How Much Do You Save if Prop 1 Passes?

Editor's note: This story has been updated to note that Proposition 1 would also prohibit state officials from levying a tax on real estate transactions.

Voters are heading to the polls and casting early ballots in the Nov. 3 election, which includes an effort by state lawmakers to lower Texans’ property tax bills. If Proposition 1 passes, the homestead exemption for school districts will rise from $15,000 to $25,000. How that impacts a homeowner’s tax bill depends on their school district's tax rate.

Use our interactive below to determine the estimated annual savings homeowners in your school district can expect to see on their property tax bills if Proposition 1 passes. The estimate is based on 2014 tax rates compiled by the Comptroller's Office. Most school districts are not expected to change their rates in 2015, according to Dan Casey, a school finance expert with the consulting firm Moak, Casey & Associates. 

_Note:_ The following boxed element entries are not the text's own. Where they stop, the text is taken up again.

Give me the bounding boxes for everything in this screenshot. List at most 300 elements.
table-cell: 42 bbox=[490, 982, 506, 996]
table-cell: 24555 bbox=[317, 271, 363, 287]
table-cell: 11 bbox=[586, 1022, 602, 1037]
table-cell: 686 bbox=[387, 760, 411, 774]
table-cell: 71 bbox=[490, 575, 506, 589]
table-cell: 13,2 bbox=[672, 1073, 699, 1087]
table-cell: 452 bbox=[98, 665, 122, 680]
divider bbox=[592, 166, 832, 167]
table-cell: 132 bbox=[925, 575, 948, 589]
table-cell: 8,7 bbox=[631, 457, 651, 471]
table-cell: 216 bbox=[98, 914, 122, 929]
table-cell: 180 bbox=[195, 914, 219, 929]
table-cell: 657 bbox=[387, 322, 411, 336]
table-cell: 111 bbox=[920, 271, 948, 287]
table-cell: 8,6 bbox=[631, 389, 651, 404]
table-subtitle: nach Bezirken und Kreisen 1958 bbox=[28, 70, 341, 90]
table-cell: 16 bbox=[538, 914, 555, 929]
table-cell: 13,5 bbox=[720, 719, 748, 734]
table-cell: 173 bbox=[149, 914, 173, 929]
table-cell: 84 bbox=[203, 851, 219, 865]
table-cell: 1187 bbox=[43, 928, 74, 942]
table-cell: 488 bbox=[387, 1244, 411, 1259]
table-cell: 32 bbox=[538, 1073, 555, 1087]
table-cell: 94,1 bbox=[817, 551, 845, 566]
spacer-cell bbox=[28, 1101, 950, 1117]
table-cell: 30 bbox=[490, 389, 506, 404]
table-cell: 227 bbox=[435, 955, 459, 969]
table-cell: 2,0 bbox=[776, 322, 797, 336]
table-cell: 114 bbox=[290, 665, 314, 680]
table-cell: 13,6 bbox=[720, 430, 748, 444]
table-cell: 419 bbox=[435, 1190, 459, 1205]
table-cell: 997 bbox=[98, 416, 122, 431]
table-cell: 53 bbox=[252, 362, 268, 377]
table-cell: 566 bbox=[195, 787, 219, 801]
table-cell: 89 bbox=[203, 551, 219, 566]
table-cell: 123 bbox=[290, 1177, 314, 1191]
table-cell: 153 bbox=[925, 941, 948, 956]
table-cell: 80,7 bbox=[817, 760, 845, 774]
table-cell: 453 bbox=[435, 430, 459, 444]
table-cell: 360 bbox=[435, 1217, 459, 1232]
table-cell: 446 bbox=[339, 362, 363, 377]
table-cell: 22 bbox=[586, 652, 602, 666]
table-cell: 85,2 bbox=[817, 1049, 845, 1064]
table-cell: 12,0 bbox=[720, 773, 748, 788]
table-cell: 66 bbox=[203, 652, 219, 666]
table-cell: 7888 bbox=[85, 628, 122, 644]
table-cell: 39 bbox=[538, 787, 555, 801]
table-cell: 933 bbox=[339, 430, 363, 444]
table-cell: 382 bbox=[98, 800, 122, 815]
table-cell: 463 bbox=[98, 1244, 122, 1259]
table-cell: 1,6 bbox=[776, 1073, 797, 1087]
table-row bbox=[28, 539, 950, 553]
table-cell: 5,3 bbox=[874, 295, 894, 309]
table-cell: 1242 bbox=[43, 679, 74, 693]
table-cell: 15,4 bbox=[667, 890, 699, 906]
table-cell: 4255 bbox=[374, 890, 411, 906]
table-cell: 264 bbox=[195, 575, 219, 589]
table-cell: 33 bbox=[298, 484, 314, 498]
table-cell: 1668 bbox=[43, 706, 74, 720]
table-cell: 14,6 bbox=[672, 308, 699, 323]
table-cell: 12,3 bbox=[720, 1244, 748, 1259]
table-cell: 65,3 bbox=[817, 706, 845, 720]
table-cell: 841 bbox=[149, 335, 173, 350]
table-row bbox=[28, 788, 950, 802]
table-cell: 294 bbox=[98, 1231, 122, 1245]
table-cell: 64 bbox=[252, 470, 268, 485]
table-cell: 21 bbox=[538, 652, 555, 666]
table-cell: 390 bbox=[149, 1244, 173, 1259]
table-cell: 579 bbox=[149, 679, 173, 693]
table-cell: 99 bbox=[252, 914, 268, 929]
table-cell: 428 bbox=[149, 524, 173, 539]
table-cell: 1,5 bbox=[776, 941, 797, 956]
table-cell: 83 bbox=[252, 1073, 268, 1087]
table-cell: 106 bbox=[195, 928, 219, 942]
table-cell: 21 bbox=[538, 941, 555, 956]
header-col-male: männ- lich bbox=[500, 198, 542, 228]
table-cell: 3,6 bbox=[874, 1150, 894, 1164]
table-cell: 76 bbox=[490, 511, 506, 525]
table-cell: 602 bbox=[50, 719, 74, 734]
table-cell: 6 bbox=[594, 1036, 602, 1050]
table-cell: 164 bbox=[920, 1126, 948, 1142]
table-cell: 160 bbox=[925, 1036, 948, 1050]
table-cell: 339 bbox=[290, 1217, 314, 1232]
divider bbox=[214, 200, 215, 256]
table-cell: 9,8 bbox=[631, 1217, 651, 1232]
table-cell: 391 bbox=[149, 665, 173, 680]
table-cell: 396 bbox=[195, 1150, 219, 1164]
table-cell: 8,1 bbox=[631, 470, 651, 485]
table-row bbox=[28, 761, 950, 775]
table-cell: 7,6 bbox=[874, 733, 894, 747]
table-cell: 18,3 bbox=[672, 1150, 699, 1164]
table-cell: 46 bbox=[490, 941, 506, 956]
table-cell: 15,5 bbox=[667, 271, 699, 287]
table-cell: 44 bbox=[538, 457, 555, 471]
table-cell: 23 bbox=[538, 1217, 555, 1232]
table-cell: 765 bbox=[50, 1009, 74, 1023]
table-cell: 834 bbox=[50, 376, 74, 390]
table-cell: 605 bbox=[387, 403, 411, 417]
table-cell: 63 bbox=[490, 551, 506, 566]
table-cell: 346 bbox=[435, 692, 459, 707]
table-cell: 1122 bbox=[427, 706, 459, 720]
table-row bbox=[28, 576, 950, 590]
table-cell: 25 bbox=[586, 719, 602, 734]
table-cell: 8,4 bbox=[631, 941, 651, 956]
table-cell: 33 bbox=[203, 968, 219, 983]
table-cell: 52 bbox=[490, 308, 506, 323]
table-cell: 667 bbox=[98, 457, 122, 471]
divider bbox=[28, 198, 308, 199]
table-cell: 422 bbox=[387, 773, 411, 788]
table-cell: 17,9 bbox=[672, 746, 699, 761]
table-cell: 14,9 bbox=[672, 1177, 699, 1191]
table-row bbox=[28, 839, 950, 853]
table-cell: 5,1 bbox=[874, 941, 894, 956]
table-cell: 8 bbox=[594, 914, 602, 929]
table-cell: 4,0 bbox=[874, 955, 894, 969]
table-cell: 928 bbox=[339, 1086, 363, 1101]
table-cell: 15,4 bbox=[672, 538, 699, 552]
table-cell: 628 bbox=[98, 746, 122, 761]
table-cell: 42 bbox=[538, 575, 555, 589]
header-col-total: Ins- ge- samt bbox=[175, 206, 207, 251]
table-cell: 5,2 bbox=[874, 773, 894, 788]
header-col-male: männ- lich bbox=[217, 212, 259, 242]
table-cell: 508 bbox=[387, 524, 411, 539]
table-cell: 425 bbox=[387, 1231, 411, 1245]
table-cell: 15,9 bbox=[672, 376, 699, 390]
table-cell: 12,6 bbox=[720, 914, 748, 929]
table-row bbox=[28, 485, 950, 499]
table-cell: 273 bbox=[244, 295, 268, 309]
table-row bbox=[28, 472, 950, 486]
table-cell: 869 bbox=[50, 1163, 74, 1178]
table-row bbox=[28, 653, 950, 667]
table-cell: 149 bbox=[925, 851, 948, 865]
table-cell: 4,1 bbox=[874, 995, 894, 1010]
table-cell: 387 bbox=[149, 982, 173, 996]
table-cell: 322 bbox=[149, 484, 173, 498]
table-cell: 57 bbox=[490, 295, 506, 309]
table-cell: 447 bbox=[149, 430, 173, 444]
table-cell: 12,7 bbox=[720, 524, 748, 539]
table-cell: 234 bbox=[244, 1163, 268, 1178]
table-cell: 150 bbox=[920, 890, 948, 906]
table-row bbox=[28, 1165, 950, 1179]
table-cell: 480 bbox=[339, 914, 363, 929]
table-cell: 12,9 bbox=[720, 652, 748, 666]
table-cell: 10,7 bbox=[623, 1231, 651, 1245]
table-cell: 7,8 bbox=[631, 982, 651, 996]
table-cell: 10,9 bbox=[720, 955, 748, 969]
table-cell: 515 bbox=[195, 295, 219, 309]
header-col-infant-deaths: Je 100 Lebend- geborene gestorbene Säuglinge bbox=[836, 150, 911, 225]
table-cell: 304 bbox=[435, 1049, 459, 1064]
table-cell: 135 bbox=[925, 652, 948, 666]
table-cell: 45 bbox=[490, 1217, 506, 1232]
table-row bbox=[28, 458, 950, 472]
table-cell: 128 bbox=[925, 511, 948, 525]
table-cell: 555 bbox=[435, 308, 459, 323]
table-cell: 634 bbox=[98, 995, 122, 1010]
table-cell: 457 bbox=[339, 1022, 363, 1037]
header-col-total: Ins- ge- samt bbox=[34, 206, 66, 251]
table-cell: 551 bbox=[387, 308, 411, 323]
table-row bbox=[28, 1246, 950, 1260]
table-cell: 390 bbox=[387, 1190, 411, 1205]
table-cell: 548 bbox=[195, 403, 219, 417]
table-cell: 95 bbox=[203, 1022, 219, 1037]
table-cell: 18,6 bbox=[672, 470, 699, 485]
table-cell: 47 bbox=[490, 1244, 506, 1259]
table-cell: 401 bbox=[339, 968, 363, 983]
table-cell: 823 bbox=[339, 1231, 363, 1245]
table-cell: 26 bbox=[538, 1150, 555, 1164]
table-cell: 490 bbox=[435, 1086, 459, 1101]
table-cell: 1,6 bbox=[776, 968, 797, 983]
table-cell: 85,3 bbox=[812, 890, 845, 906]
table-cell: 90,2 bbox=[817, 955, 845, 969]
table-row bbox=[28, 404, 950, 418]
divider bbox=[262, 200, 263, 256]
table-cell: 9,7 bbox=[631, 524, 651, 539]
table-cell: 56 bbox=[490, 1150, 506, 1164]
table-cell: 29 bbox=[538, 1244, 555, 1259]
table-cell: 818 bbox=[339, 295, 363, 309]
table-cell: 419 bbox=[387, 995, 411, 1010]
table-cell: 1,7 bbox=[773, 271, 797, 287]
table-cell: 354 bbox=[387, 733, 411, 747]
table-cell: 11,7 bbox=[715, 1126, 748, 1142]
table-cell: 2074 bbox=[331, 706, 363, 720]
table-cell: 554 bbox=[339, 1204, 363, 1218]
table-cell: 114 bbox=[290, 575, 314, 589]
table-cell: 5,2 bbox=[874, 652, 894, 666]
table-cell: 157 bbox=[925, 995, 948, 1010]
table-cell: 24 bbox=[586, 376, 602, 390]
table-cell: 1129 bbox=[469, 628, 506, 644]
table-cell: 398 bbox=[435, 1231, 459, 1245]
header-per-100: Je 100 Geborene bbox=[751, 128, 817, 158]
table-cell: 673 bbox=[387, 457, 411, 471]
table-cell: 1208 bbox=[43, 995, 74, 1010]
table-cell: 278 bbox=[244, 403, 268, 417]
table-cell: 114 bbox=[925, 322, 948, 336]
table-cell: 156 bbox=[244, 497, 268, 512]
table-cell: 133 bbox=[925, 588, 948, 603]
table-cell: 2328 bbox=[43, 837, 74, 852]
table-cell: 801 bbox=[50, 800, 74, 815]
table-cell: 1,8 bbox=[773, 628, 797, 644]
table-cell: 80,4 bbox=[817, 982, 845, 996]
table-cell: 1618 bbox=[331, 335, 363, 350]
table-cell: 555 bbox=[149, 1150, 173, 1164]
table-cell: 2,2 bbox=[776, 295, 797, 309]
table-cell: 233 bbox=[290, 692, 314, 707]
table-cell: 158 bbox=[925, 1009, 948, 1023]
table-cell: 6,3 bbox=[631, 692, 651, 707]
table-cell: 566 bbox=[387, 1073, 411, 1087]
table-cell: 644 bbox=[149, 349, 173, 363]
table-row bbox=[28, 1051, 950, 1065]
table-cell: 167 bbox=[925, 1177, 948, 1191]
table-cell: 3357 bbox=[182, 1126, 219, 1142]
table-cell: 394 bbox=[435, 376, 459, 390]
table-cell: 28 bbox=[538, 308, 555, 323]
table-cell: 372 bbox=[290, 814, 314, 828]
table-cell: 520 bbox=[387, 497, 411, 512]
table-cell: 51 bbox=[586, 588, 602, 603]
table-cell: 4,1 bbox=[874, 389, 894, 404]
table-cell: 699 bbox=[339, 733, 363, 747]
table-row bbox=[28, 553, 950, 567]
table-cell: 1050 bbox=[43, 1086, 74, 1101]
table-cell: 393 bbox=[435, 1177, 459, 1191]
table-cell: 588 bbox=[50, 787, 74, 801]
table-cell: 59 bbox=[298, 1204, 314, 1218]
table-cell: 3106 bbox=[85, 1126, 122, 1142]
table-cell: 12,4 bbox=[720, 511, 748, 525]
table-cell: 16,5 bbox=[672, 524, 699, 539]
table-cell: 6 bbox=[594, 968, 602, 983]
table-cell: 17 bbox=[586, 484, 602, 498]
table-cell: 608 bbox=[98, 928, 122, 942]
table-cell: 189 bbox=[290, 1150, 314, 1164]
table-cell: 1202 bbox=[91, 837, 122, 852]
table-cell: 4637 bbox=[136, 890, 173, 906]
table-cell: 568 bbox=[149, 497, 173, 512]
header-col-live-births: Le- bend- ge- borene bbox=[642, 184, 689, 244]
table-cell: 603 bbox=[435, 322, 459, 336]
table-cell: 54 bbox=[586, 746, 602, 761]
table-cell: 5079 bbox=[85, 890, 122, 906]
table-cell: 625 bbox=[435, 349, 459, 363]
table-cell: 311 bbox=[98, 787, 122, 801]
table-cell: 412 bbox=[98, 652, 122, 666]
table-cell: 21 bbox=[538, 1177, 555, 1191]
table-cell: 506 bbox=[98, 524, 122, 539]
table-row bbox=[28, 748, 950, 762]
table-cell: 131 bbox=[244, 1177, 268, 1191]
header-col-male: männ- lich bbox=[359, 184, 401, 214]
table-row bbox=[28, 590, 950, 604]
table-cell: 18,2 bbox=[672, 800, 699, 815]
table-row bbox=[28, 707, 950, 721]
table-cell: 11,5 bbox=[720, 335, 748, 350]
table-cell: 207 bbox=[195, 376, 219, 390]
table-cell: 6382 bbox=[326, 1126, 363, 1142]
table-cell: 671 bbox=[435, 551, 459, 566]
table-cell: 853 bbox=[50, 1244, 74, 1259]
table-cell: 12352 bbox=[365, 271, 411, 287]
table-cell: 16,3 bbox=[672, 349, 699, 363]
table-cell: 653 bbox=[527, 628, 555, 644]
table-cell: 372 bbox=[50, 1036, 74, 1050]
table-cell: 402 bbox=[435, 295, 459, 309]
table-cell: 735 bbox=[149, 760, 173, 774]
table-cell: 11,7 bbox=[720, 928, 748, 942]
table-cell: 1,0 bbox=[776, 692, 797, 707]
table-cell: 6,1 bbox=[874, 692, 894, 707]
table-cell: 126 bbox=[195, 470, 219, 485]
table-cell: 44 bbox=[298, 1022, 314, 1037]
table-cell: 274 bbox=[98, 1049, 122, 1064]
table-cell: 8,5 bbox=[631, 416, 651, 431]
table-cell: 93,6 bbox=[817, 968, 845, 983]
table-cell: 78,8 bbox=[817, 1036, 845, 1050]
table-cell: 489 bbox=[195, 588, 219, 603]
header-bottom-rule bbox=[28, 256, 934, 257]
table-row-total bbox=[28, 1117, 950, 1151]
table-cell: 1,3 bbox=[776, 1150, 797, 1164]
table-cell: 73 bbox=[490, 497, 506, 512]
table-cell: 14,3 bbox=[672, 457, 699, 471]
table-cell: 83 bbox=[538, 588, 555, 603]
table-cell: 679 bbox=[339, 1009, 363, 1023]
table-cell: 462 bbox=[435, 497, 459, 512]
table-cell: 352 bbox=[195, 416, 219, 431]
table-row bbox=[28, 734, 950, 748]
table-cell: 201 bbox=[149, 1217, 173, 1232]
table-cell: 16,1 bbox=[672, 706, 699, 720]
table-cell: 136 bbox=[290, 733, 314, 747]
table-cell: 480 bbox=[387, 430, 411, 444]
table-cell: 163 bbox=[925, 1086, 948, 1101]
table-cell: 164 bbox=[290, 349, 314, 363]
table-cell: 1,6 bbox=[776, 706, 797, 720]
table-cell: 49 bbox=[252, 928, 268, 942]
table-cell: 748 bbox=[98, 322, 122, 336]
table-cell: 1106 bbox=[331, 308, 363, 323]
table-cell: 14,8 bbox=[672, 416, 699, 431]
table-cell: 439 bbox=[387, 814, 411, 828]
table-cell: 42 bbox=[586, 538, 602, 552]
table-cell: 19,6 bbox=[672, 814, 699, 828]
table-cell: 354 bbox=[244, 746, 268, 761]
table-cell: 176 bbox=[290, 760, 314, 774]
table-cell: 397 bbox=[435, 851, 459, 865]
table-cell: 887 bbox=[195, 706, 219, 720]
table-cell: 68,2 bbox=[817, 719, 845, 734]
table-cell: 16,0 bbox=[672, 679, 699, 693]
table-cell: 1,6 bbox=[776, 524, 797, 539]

One more caveat: In many parts of the state, property values are rising so quickly that savings from Proposition 1 likely won't translate into a smaller property tax bill. Instead, it will simply mean that a homeowner's property tax bill grows by a smaller amount than it would have if Proposition 1 had not passed.

Texas will pay about $600 million annually out of state coffers to cover the loss of revenue to school districts from the increase in the homestead exemption, according to the Legislative Budget Board. This will be the first increase in the homestead exemption for school districts since 1997. The measure also prohibits state officials from ever levying a tax on real estate transactions.